The Allentown Art Museum still hung onto their painting, even though it had fallen from grace somewhat. And they still cared for it enough to send it out for restoration in 2018. That’s when everything changed.

Don’t try to improve a masterpiece!

Once art restoration professionals got their hands on the work of art, they were in for a shock. Not only did they have to remove the usual dirt and grime that accumulates over the years, but layer after layer (after layer after layer) of varnish that had been added “to improve” on what was already there.

It seems that whoever owned the painting in the 1920s wasn’t a fan of Rembrandt’s distinctive rough brush strokes, and thought that they could make the painting better if they just glossed over them. A lot.

Portrait of a Young Woman: before restoration (left) and after

“It was the fashion, in the 1920s, to not see any texture,” (art restorer Shan) Kuang told told CNN when discussing the surface of the painting and how it had been altered over the years. “We call it a ‘mirrored surface’—people wanted to see their reflection, which is really counter to what a Rembrandt should look like. The restorer was so frustrated building up the layers of varnish to make the texture disappear, that he actually poured it on. It was the consistency of molasses, and you could actually see the drip marks.”

Once the team of restorers carefully peeled away all that garbage, they were shocked to see that what remained was, in fact, the genuine article: a real Rembrandt.

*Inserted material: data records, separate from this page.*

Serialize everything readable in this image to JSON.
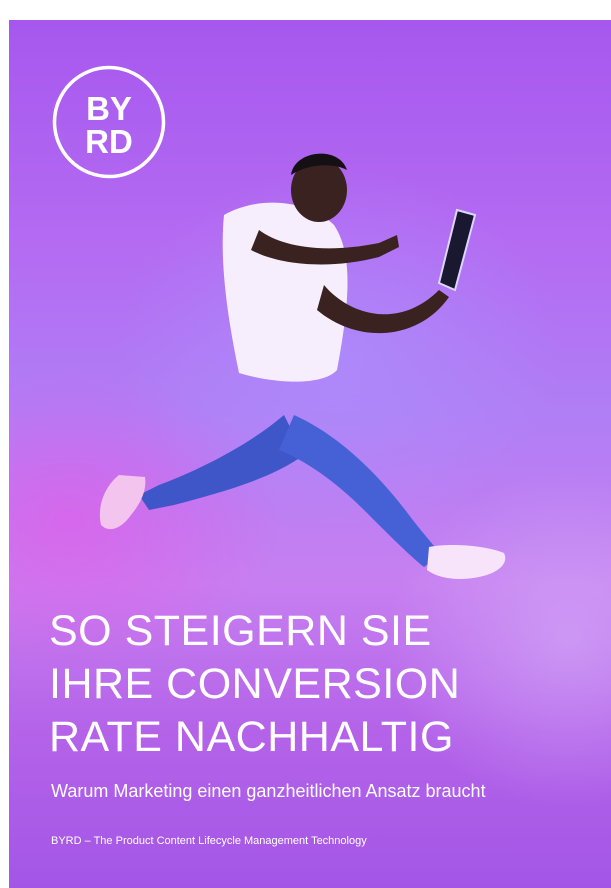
{
  "brand": {
    "logo_line1": "BY",
    "logo_line2": "RD"
  },
  "cover": {
    "headline_lines": [
      "SO STEIGERN SIE",
      "IHRE CONVERSION",
      "RATE NACHHALTIG"
    ],
    "subtitle": "Warum Marketing einen ganzheitlichen Ansatz braucht",
    "footer": "BYRD – The Product Content Lifecycle Management Technology"
  },
  "colors": {
    "background_top": "#a658ee",
    "background_glow_left": "#e954e6",
    "background_glow_right": "#d6b4fa",
    "text": "#ffffff"
  },
  "hero_image": "photo-man-jumping-with-tablet"
}
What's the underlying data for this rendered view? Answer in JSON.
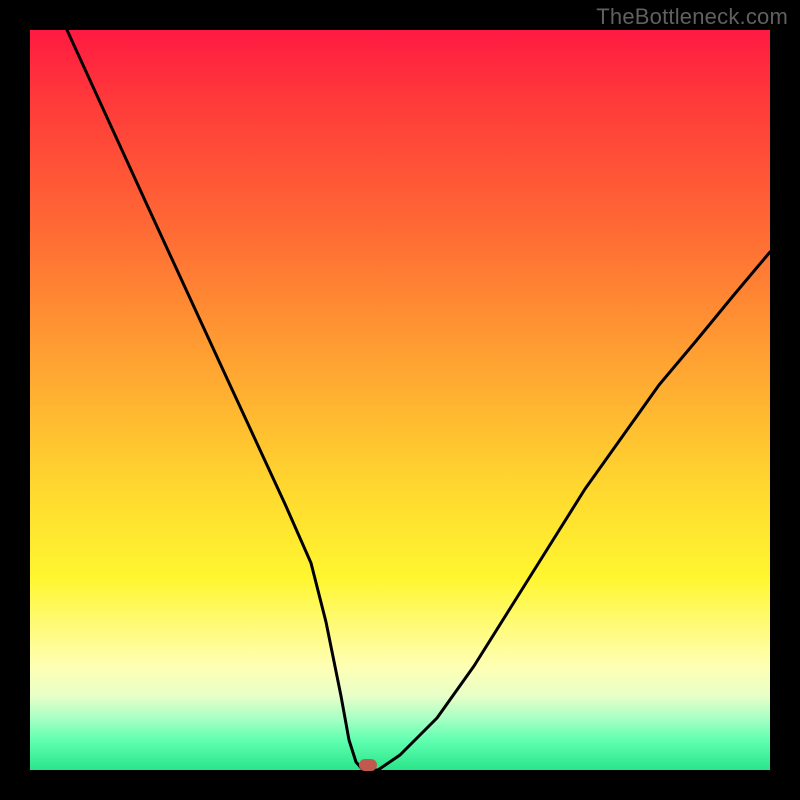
{
  "watermark": "TheBottleneck.com",
  "colors": {
    "frame": "#000000",
    "gradient_top": "#ff1a42",
    "gradient_mid": "#ffd82f",
    "gradient_bottom": "#29e58a",
    "curve": "#000000",
    "marker": "#c0594e"
  },
  "chart_data": {
    "type": "line",
    "title": "",
    "xlabel": "",
    "ylabel": "",
    "xlim": [
      0,
      100
    ],
    "ylim": [
      0,
      100
    ],
    "series": [
      {
        "name": "bottleneck-curve",
        "x": [
          5,
          10,
          15,
          20,
          25,
          30,
          35,
          38,
          40,
          42,
          44,
          45,
          47,
          50,
          55,
          60,
          65,
          70,
          75,
          80,
          85,
          90,
          95,
          100
        ],
        "values": [
          100,
          88,
          76,
          64,
          52,
          40,
          28,
          18,
          10,
          4,
          1,
          0,
          0,
          2,
          7,
          14,
          22,
          30,
          38,
          45,
          52,
          58,
          64,
          70
        ]
      }
    ],
    "marker": {
      "x": 45.5,
      "y": 0
    },
    "flat_region_x": [
      44,
      47
    ]
  }
}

“Portrait of a Young Woman” was painted in 1632. Rembrandt would have been about 26-years-old, and he would have just moved to Amsterdam the year before. He was still two years away from marrying Saskia, who would feature in so many of his paintings. He still had so many great works and such a full life ahead of him at that point.

The Allentown Art Museum will have the restored painting on display starting June 7.